Universal Robustness via Median Randomized Smoothing for Real-World Super-Resolution

TL;DR

This paper demonstrates that median randomized smoothing (MRS) provides a more universal and adaptable robustness method for real-world super-resolution models, outperforming adversarial training across various corruptions and attack types.

Contribution

The paper introduces median randomized smoothing as a universal robustness technique for super-resolution, showing its superior generalization over adversarial methods in diverse real-world scenarios.

Findings

MRS outperforms adversarial training in robustness across attack types.

MRS effectively handles standard and real-world image corruptions.

Universal robustness via MRS improves real-world super-resolution performance.

Abstract

Most of the recent literature on image Super-Resolution (SR) can be classified into two main approaches. The first one involves learning a corruption model tailored to a specific dataset, aiming to mimic the noise and corruption in low-resolution images, such as sensor noise. However, this approach is data-specific, tends to lack adaptability, and its accuracy diminishes when faced with unseen types of image corruptions. A second and more recent approach, referred to as Robust Super-Resolution (RSR), proposes to improve real-world SR by harnessing the generalization capabilities of a model by making it robust to adversarial attacks.
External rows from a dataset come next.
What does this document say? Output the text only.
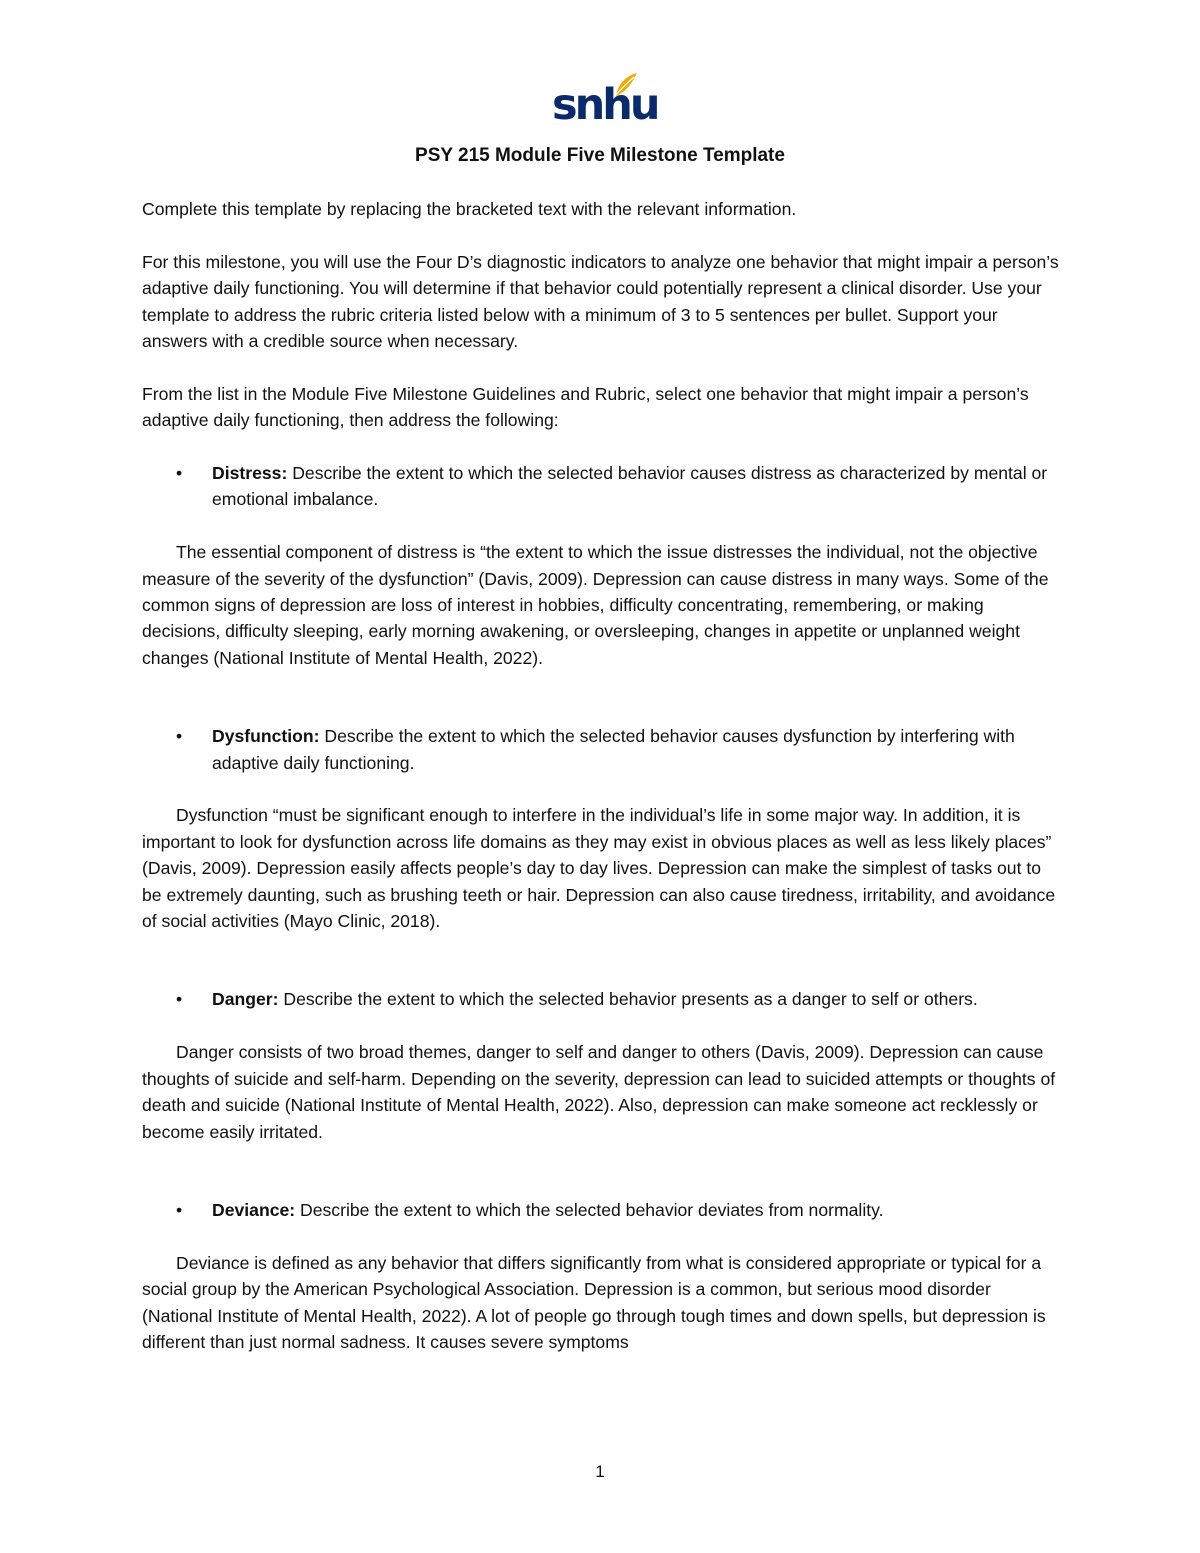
snhu
PSY 215 Module Five Milestone Template

Complete this template by replacing the bracketed text with the relevant information.

For this milestone, you will use the Four D’s diagnostic indicators to analyze one behavior that might impair a person’s adaptive daily functioning. You will determine if that behavior could potentially represent a clinical disorder. Use your template to address the rubric criteria listed below with a minimum of 3 to 5 sentences per bullet. Support your answers with a credible source when necessary.

From the list in the Module Five Milestone Guidelines and Rubric, select one behavior that might impair a person’s adaptive daily functioning, then address the following:

• Distress: Describe the extent to which the selected behavior causes distress as characterized by mental or emotional imbalance.

The essential component of distress is “the extent to which the issue distresses the individual, not the objective measure of the severity of the dysfunction” (Davis, 2009). Depression can cause distress in many ways. Some of the common signs of depression are loss of interest in hobbies, difficulty concentrating, remembering, or making decisions, difficulty sleeping, early morning awakening, or oversleeping, changes in appetite or unplanned weight changes (National Institute of Mental Health, 2022).

• Dysfunction: Describe the extent to which the selected behavior causes dysfunction by interfering with adaptive daily functioning.

Dysfunction “must be significant enough to interfere in the individual’s life in some major way. In addition, it is important to look for dysfunction across life domains as they may exist in obvious places as well as less likely places” (Davis, 2009). Depression easily affects people’s day to day lives. Depression can make the simplest of tasks out to be extremely daunting, such as brushing teeth or hair. Depression can also cause tiredness, irritability, and avoidance of social activities (Mayo Clinic, 2018).

• Danger: Describe the extent to which the selected behavior presents as a danger to self or others.

Danger consists of two broad themes, danger to self and danger to others (Davis, 2009). Depression can cause thoughts of suicide and self-harm. Depending on the severity, depression can lead to suicided attempts or thoughts of death and suicide (National Institute of Mental Health, 2022). Also, depression can make someone act recklessly or become easily irritated.

• Deviance: Describe the extent to which the selected behavior deviates from normality.

Deviance is defined as any behavior that differs significantly from what is considered appropriate or typical for a social group by the American Psychological Association. Depression is a common, but serious mood disorder (National Institute of Mental Health, 2022). A lot of people go through tough times and down spells, but depression is different than just normal sadness. It causes severe symptoms

1
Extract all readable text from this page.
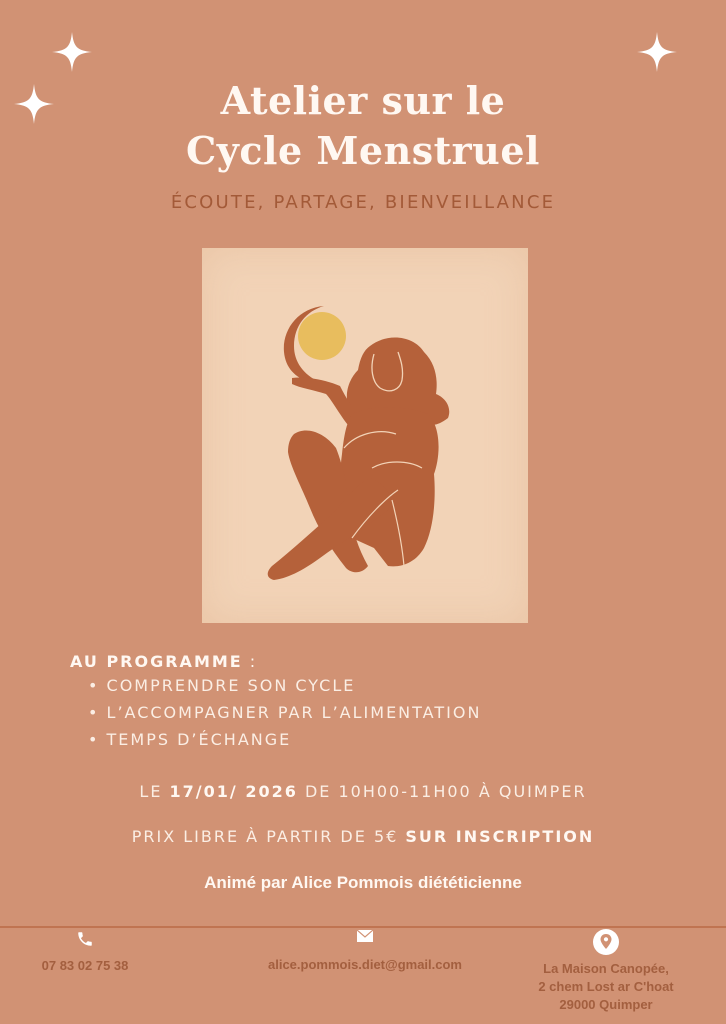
Atelier sur le
Cycle Menstruel
ÉCOUTE, PARTAGE, BIENVEILLANCE
AU PROGRAMME :
• COMPRENDRE SON CYCLE
• L’ACCOMPAGNER PAR L’ALIMENTATION
• TEMPS D’ÉCHANGE
LE 17/01/ 2026 DE 10H00-11H00 À QUIMPER
PRIX LIBRE À PARTIR DE 5€ SUR INSCRIPTION
Animé par Alice Pommois diététicienne
07 83 02 75 38	alice.pommois.diet@gmail.com	La Maison Canopée,
2 chem Lost ar C'hoat
29000 Quimper
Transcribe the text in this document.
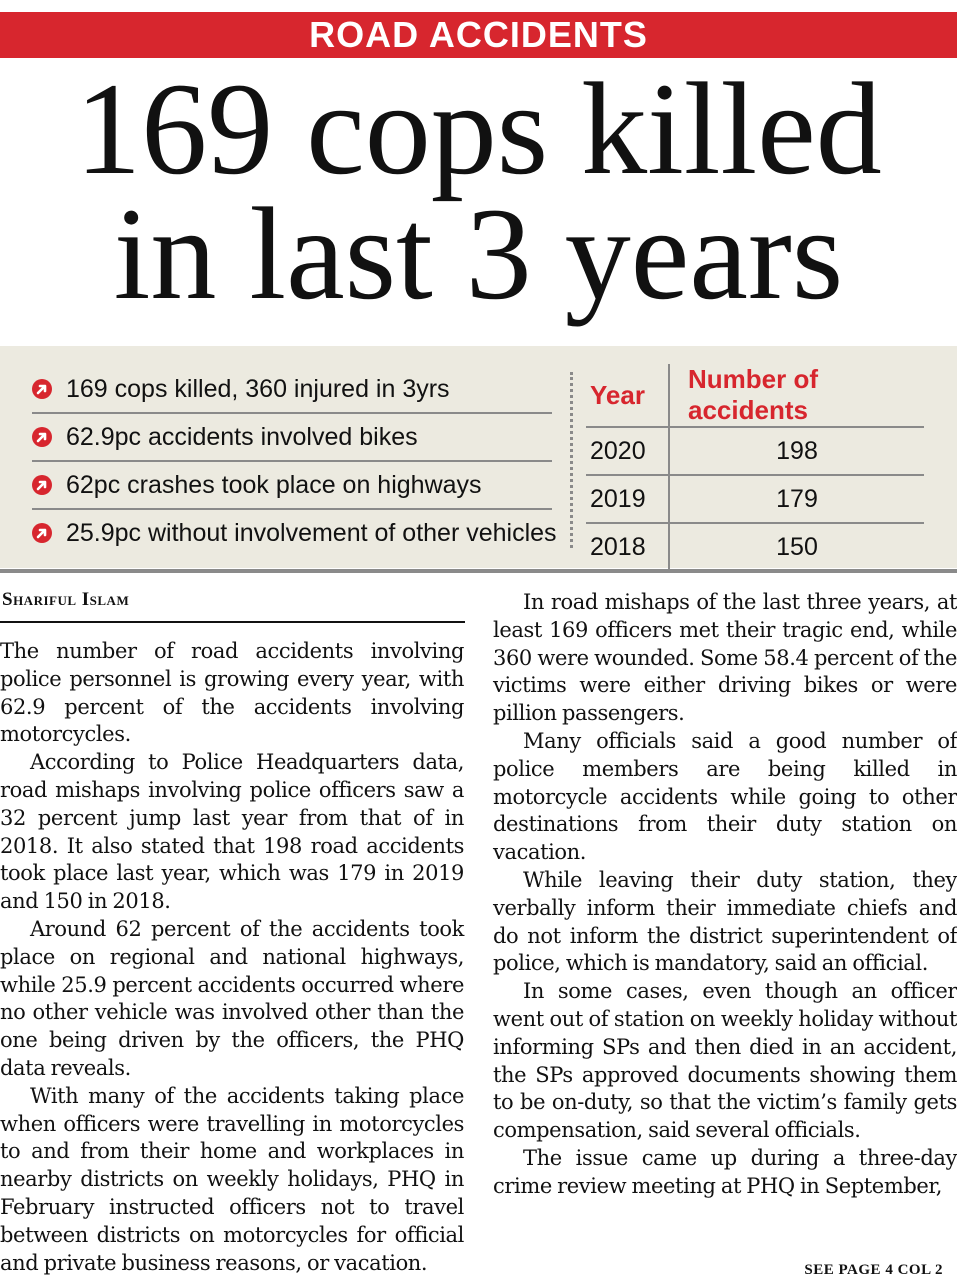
ROAD ACCIDENTS
169 cops killed
in last 3 years
169 cops killed, 360 injured in 3yrs
62.9pc accidents involved bikes
62pc crashes took place on highways
25.9pc without involvement of other vehicles
Year	Number of accidents
2020	198
2019	179
2018	150
Shariful Islam

The number of road accidents involving police personnel is growing every year, with 62.9 percent of the accidents involving motorcycles.

According to Police Headquarters data, road mishaps involving police officers saw a 32 percent jump last year from that of in 2018. It also stated that 198 road accidents took place last year, which was 179 in 2019 and 150 in 2018.

Around 62 percent of the accidents took place on regional and national highways, while 25.9 percent accidents occurred where no other vehicle was involved other than the one being driven by the officers, the PHQ data reveals.

With many of the accidents taking place when officers were travelling in motorcycles to and from their home and workplaces in nearby districts on weekly holidays, PHQ in February instructed officers not to travel between districts on motorcycles for official and private business reasons, or vacation.

In road mishaps of the last three years, at least 169 officers met their tragic end, while 360 were wounded. Some 58.4 percent of the victims were either driving bikes or were pillion passengers.

Many officials said a good number of police members are being killed in motorcycle accidents while going to other destinations from their duty station on vacation.

While leaving their duty station, they verbally inform their immediate chiefs and do not inform the district superintendent of police, which is mandatory, said an official.

In some cases, even though an officer went out of station on weekly holiday without informing SPs and then died in an accident, the SPs approved documents showing them to be on-duty, so that the victim’s family gets compensation, said several officials.

The issue came up during a three-day crime review meeting at PHQ in September,

SEE PAGE 4 COL 2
To delve further into this second approach, our paper explores the universality of various methods for enhancing the robustness of deep learning SR models. In other words, we inquire: "Which robustness method exhibits the highest degree of adaptability when dealing with a wide range of adversarial attacks ?". Our extensive experimentation on both synthetic and real-world images empirically demonstrates that median randomized smoothing (MRS) is more general in terms of robustness compared to adversarial learning techniques, which tend to focus on specific types of attacks. Furthermore, as expected, we also illustrate that the proposed universal robust method enables the SR model to handle standard corruptions more effectively, such as blur and Gaussian noise, and notably, corruptions naturally present in real-world images. These results support the significance of shifting the paradigm in the development of real-world SR methods towards RSR, especially via MRS.